L’AP-HP est secouée par le suicide d’un cardiologue, Jean-Louis Mégnien, qui s’est défenestré du 7e étage de l’Hôpital européen Georges-Pompidou, le 17 décembre. Ce geste choque profondément mais ne surprend pas les familiers de ce professeur des universités – praticien hospitalier (PU-PH). Depuis 2013, Jean-Louis Mégnien était au centre d’un conflit lié à la succession d’une chefferie de service qui a dégénéré.

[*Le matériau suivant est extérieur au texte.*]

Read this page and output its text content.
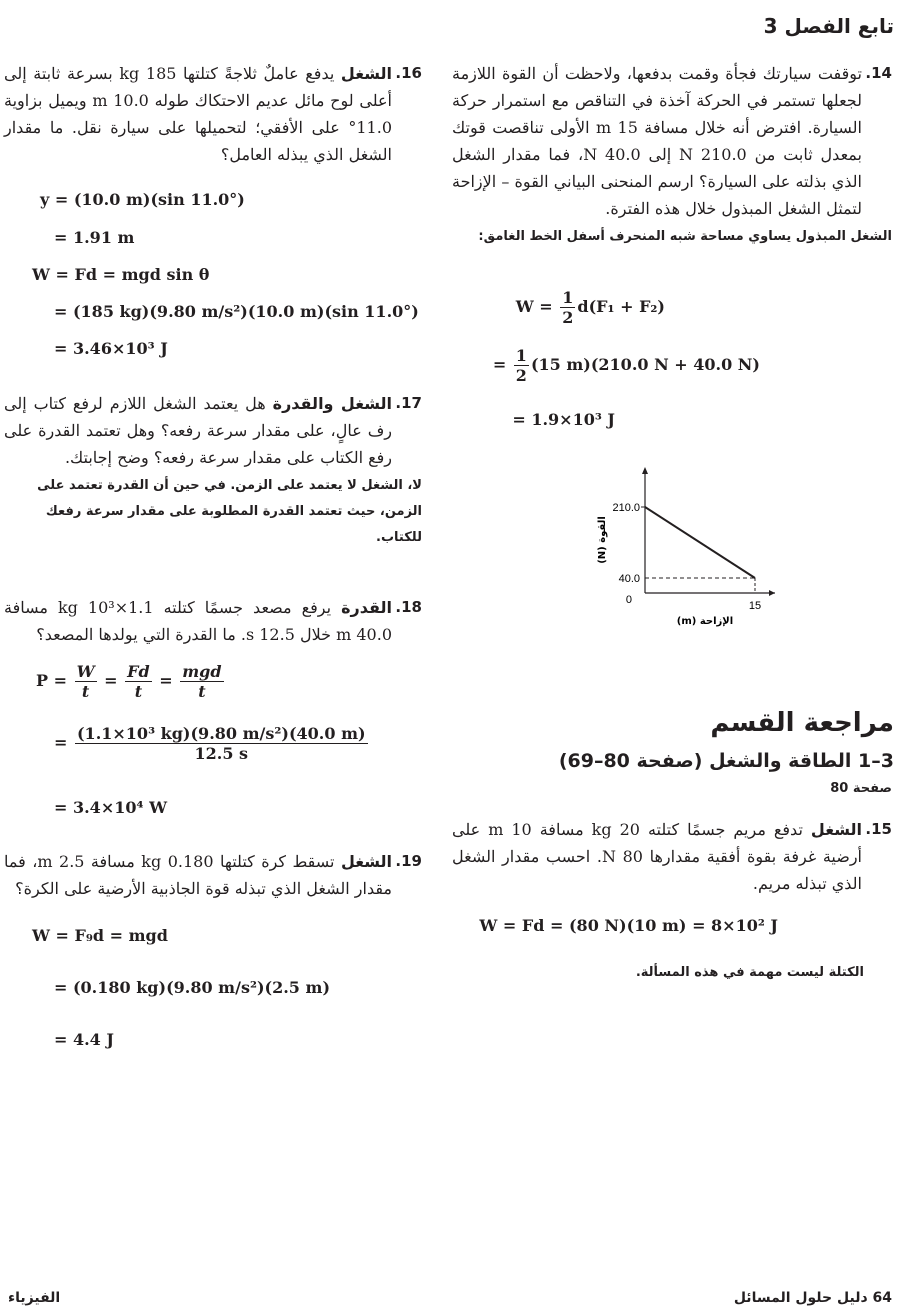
تابع الفصل 3

14.
توقفت سيارتك فجأة وقمت بدفعها، ولاحظت أن القوة اللازمة لجعلها تستمر في الحركة آخذة في التناقص مع استمرار حركة السيارة. افترض أنه خلال مسافة 15 m الأولى تناقصت قوتك بمعدل ثابت من 210.0 N إلى 40.0 N، فما مقدار الشغل الذي بذلته على السيارة؟ ارسم المنحنى البياني القوة – الإزاحة لتمثل الشغل المبذول خلال هذه الفترة.

الشغل المبذول يساوي مساحة شبه المنحرف أسفل الخط الغامق:

$W = \frac{1}{2} d(F_1 + F_2)$
= $\frac{1}{2} (15$ m)(210.0 N + 40.0 N)
= 1.9×10³ J
210.0
40.0
0	15
الإزاحة (m)
القوة (N)
مراجعة القسم
3–1 الطاقة والشغل (صفحة 80–69)
صفحة 80

15.
الشغل تدفع مريم جسمًا كتلته 20 kg مسافة 10 m على أرضية غرفة بقوة أفقية مقدارها 80 N. احسب مقدار الشغل الذي تبذله مريم.

W = Fd = (80 N)(10 m) = 8×10² J
الكتلة ليست مهمة في هذه المسألة.

16.
الشغل يدفع عاملٌ ثلاجةً كتلتها 185 kg بسرعة ثابتة إلى أعلى لوح مائل عديم الاحتكاك طوله 10.0 m ويميل بزاوية 11.0° على الأفقي؛ لتحميلها على سيارة نقل. ما مقدار الشغل الذي يبذله العامل؟

y = (10.0 m)(sin 11.0°)
= 1.91 m
W = Fd = mgd sin θ
= (185 kg)(9.80 m/s²)(10.0 m)(sin 11.0°)
= 3.46×10³ J

17.
الشغل والقدرة هل يعتمد الشغل اللازم لرفع كتاب إلى رف عالٍ، على مقدار سرعة رفعه؟ وهل تعتمد القدرة على رفع الكتاب على مقدار سرعة رفعه؟ وضح إجابتك.

لا، الشغل لا يعتمد على الزمن. في حين أن القدرة تعتمد على الزمن، حيث تعتمد القدرة المطلوبة على مقدار سرعة رفعك للكتاب.

18.
القدرة يرفع مصعد جسمًا كتلته 1.1×10³ kg مسافة 40.0 m خلال 12.5 s. ما القدرة التي يولدها المصعد؟

$P = \frac{W}{t} = \frac{Fd}{t} = \frac{\text{mgd}}{t}$
= $\frac{\text{(1.1×10³ kg)(9.80 m/s²)(40.0 m)}}{12.5 s}$
= 3.4×10⁴ W

19.
الشغل تسقط كرة كتلتها 0.180 kg مسافة 2.5 m، فما مقدار الشغل الذي تبذله قوة الجاذبية الأرضية على الكرة؟

W = F₉d = mgd
= (0.180 kg)(9.80 m/s²)(2.5 m)
= 4.4 J
64 دليل حلول المسائل
الفيزياء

Loïc Capron, président de la commission médicale d’établissement (CME) de l’AP-HP, s’est personnellement investi sur le sujet, comme il l’a rappelé dans un message adressé le 24 décembre aux membres de la CME. En 2013 et en 2014, il a animé un groupe de quatre PU-PH qui a « rencontré Jean-Louis (Mégnien) et cherché avec lui des solutions pour remédier à sa souffrance au travail. Celle que nous avons mise au point avec lui consistait à l’extraire du Centre de prévention des maladies cardiovasculaires pour lui donner la possibilité d’exercer sa spécialité dans une structure rattachée au département de cardiologie ». Le suicide de Jean-Louis Mégnien signe le douloureux échec de cette tentative de médiation. De retour à l’HEGP le 14 décembre, après 9 mois d’arrêt de travail, il n’a pas pu entrer dans son bureau, dont la serrure a été changée.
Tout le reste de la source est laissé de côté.